The move is one of the harshest restrictions imposed on Afghanistan’s women since the Taliban seized power last year.
Afghanistan’s supreme leader has ordered the country’s women to cover their faces in public – one of the harshest restrictions imposed on them since the Taliban seized power last year and an escalation of growing restrictions on women that is drawing a backlash from the international community and many Afghans.
“They should wear a chadori (head-to-toe burqa) as it is traditional and respectful,” said a decree issued by Taliban chief Haibatullah Akhunzada that was released by authorities at a function in Kabul on Saturday.
A spokesman for the Ministry for the Propagation of Virtue and the Prevention of Vice read the decree from Akhunzada at a media conference, saying that a woman’s father or closest male relative would be visited and eventually imprisoned or fired from government jobs if she did not cover her face outside the home.

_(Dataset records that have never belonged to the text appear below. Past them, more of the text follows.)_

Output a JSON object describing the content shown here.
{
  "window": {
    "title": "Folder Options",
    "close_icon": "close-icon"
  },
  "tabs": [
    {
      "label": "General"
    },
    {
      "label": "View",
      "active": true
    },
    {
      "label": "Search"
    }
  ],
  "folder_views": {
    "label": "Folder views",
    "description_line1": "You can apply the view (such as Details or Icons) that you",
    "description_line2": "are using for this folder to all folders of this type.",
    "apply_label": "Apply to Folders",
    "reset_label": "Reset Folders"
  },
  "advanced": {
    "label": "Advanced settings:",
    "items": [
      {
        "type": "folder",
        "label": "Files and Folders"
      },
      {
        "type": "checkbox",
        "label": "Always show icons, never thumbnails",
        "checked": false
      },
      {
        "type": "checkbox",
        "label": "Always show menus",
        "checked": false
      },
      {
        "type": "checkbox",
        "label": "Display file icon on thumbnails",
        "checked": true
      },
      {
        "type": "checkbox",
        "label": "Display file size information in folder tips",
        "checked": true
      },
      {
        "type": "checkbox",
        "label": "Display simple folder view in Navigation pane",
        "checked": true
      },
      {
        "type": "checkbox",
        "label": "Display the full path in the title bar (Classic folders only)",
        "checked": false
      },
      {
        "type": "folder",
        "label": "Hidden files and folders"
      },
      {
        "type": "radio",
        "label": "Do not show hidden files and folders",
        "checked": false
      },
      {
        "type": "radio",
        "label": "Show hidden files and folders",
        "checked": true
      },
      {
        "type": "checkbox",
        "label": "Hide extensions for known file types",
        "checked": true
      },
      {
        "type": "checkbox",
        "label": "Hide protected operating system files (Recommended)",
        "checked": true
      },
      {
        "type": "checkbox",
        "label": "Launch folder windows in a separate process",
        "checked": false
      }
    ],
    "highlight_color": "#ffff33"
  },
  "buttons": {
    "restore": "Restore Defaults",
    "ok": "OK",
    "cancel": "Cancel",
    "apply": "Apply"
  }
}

The spokesman added that the ideal face covering is the burqa, which became a global symbol of the Taliban’s previous hardline rule from 1996 until 2001. Most women in Afghanistan wear a headscarf, but many in urban areas, such as Kabul, do not cover their faces.
Speaking to Al Jazeera, Fawzia Koofi, former Afghanistan parliament deputy speaker, said the Taliban’s decrees regarding women can only be regarded as “oppression and repression”.
“The question is, in the middle of all this suffering for Afghan people, why is the issue of women the only one taking priority,” asked Koofi, while referring to the deepening economic crisis across the country.
“The biggest challenge women face every day is the lack of jobs and economic crisis,” she said.
Since taking over Afghanistan, the Taliban have reintroduced draconian restrictions on freedoms and movements, particularly directed at women, that are reminiscent of their last rule in the 1990s.
Over the last few months, Taliban leaders, particularly from the Ministry of Propagation of Virtue and the Prevention of Vice, have announced many new restrictions, even as criticism and international pressure mounts against them.
In December, the ministry, which replaced the Afghan Ministry of Women Affairs, imposed restrictions on women from travelling further than 72km (45 miles) without a close male relative.
“Many months into their reign of power in Afghanistan, the Taliban have imposed one of the most iconic aspect of their rule from the 1990s, which is forcing women to cover their faces in public, and it’s clearly aimed at controlling women who have been the most troublesome section of the population,” said Kate Clark of the Afghanistan Analysts Network.
“If we see any of the demonstrations that have taken place since August when the Taliban took over, it’s been women and girls at the forefront, and this is intended to ensure that women have no public face. The Taliban believe that the woman’s place is in the home. She should not come out without a close male relative, and if she does come out, she should cover her face,” she told Al Jazeera.
This restriction was further expanded to include travelling abroad, and several solo women travellers were reportedly stopped from boarding flights. Similar bans were also introduced in several healthcare centres across the country, forbidding women to access healthcare without a mahram (male chaperone).
In January, a group of 36 UN human rights experts said that Taliban leaders in Afghanistan are institutionalising large-scale and systematic gender-based discrimination and violence against women and girls.
“We are concerned about the continuous and systematic efforts to exclude women from the social, economic, and political spheres across the country,” the experts said in a statement.
A surprise U-turn in March in which the group shuttered girls’ high schools on the morning they were due to open drew the ire of the international community and prompted the United States to cancel planned meetings on easing the country’s financial crisis.
The country has been reeling from a humanitarian crisis with more than half of the population facing hunger. The Taliban has struggled to revive the aid-dependent economy, which is in freefall due to sanctions and exclusion from international financial institutions.
The US and other nations have cut development aid and enforced strict sanctions on the banking system since the Taliban took over in August, pushing the country towards economic ruin.